Ces élections devront être ouvertes à tous les Syriens, y compris les millions de réfugiés ayant fui le pays depuis le début de la guerre civile en 2011, ont-ils souligné.

Le vote des réfugiés compliquerait la donne pour le président Bachar al-Assad, qui apparaît de plus en plus comme le vainqueur du conflit.

Le « Small group » a invité la Russie et l’Iran, alliés de Damas, à « faire en sorte que les parties syriennes se montrent prêtes à participer de manière substantielle aux travaux de cette commission ».

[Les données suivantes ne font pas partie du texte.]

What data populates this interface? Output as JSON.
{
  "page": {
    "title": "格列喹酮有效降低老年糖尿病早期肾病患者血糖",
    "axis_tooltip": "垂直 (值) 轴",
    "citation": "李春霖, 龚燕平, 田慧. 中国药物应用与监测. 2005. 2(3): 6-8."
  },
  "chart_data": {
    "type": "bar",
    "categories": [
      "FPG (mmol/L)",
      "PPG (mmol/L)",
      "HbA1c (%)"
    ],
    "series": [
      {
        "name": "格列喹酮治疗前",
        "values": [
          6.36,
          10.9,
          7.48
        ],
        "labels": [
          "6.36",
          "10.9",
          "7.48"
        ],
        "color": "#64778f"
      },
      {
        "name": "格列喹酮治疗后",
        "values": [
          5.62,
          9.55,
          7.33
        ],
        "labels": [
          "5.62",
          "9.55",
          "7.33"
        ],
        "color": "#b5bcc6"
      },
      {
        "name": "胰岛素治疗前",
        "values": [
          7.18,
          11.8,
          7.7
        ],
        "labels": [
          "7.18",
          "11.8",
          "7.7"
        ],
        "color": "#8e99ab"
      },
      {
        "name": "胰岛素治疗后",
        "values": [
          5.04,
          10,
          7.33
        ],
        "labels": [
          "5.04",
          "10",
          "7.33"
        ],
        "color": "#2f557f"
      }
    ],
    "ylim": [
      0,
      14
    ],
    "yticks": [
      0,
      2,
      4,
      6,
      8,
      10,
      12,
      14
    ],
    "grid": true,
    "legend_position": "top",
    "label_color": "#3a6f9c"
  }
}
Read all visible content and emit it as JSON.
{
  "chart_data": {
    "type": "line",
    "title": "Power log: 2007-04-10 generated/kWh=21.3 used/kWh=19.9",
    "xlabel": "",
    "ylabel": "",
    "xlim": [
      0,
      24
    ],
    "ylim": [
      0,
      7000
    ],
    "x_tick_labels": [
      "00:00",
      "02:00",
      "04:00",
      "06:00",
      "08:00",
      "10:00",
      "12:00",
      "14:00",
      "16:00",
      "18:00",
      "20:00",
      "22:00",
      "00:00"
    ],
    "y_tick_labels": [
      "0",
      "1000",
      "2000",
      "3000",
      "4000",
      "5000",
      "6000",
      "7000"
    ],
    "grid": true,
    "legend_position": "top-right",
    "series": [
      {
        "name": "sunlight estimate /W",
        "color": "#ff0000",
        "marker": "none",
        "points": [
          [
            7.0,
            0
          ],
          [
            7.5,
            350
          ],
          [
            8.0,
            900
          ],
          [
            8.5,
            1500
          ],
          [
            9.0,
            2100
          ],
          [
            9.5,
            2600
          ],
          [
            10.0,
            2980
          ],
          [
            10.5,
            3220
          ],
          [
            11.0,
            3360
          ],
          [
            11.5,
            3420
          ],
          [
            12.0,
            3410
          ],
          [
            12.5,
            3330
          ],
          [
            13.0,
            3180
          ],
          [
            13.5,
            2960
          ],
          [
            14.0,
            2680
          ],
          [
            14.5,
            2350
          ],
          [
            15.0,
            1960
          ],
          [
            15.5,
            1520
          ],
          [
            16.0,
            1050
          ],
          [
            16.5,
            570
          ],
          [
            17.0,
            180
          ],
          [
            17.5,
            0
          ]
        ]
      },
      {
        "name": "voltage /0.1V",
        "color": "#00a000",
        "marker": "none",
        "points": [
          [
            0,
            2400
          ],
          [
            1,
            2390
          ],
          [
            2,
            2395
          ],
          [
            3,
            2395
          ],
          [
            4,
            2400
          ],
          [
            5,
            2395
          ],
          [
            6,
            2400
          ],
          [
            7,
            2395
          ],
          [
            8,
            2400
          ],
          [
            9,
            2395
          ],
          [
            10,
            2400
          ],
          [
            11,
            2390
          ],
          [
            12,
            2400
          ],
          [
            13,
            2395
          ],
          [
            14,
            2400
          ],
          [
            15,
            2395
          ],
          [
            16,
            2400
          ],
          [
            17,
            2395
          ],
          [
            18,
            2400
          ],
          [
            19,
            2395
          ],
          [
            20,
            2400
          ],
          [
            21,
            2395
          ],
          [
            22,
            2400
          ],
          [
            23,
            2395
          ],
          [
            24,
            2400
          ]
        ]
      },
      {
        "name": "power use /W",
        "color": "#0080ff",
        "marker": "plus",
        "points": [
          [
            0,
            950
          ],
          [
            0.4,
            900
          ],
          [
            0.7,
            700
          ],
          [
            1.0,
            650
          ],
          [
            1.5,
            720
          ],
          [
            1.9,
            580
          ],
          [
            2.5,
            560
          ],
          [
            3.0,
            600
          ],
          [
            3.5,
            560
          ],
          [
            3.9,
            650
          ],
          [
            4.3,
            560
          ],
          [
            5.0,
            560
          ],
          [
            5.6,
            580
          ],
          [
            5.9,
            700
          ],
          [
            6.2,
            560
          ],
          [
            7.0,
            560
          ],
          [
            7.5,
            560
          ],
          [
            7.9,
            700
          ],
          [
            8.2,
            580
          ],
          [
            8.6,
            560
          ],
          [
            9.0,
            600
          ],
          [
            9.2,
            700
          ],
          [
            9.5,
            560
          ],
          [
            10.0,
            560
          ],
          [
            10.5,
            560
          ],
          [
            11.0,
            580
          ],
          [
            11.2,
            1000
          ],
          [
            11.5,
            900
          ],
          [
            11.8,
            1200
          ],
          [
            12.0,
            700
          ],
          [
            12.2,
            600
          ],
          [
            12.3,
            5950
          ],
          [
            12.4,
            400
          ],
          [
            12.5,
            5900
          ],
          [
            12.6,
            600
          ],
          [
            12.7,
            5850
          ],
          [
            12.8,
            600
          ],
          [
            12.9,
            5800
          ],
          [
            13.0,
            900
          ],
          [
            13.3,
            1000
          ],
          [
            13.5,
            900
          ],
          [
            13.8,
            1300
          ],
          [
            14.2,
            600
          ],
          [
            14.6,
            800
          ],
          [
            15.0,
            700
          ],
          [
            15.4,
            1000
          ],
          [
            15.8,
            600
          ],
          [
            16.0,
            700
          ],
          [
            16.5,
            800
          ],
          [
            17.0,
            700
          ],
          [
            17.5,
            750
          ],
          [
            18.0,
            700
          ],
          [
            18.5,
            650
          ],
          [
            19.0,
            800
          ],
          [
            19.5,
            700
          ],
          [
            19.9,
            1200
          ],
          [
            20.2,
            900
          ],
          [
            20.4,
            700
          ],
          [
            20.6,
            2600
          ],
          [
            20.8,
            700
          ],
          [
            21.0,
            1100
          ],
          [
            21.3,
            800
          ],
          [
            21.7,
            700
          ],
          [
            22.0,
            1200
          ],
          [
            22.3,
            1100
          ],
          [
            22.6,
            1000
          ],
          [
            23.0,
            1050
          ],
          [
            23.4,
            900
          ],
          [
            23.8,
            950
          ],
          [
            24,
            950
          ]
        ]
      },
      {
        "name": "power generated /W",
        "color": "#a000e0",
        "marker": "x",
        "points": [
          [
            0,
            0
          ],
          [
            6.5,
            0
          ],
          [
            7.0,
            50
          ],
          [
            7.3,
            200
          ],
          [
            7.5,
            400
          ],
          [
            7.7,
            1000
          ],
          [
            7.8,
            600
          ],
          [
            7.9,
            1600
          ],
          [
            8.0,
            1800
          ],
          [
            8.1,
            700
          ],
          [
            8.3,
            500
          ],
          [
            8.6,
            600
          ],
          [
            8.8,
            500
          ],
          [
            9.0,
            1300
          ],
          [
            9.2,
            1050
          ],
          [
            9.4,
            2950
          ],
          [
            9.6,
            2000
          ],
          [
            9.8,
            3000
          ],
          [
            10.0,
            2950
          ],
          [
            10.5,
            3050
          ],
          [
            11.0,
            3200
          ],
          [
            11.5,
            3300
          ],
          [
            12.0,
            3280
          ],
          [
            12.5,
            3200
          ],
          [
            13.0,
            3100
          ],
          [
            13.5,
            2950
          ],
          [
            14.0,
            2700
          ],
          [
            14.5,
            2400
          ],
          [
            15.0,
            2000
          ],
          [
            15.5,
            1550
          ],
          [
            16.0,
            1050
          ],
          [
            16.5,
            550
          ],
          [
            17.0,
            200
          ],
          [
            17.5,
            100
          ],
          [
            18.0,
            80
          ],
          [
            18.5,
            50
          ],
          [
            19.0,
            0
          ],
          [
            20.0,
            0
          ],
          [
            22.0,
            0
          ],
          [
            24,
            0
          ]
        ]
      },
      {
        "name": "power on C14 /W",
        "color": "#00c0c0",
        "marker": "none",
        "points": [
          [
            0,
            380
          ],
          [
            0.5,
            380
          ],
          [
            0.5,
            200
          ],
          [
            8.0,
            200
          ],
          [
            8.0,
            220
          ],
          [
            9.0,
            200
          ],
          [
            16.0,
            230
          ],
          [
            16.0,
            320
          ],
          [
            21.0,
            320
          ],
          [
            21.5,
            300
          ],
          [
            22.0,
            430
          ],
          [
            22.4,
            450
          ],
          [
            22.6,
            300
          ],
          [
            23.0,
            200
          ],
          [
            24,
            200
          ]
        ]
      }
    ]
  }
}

Le régime syrien a montré peu d’empressement ces derniers mois à participer au processus de paix sous l’égide de l’ONU à mesure qu’il gagnait du terrain militairement.

« Il n’existe pas de solution militaire à la guerre ni d’autre possibilité qu’une solution politique », ont insisté les sept ministres dans leur déclaration commune.

« Ceux qui recherchent une solution militaire ne réussiront qu’à accroître le risque d’une escalade dangereuse et d’une extension de la crise qui embraserait toute la région et au-delà », ont-ils averti.

Le Haut-Commissaire de l’ONU aux droits de l’Homme, Michelle Bachelet, a appelé de son côté dans un communiqué à tout faire pour que les auteurs de crimes de guerre et contre l’humanité en Syrie soient traduits en justice.

Elle a exhorté la communauté internationale à « oeuvrer pour l’instauration d’un cessez-le-feu général et de processus qui puissent mettre fin à ce conflit insensé ».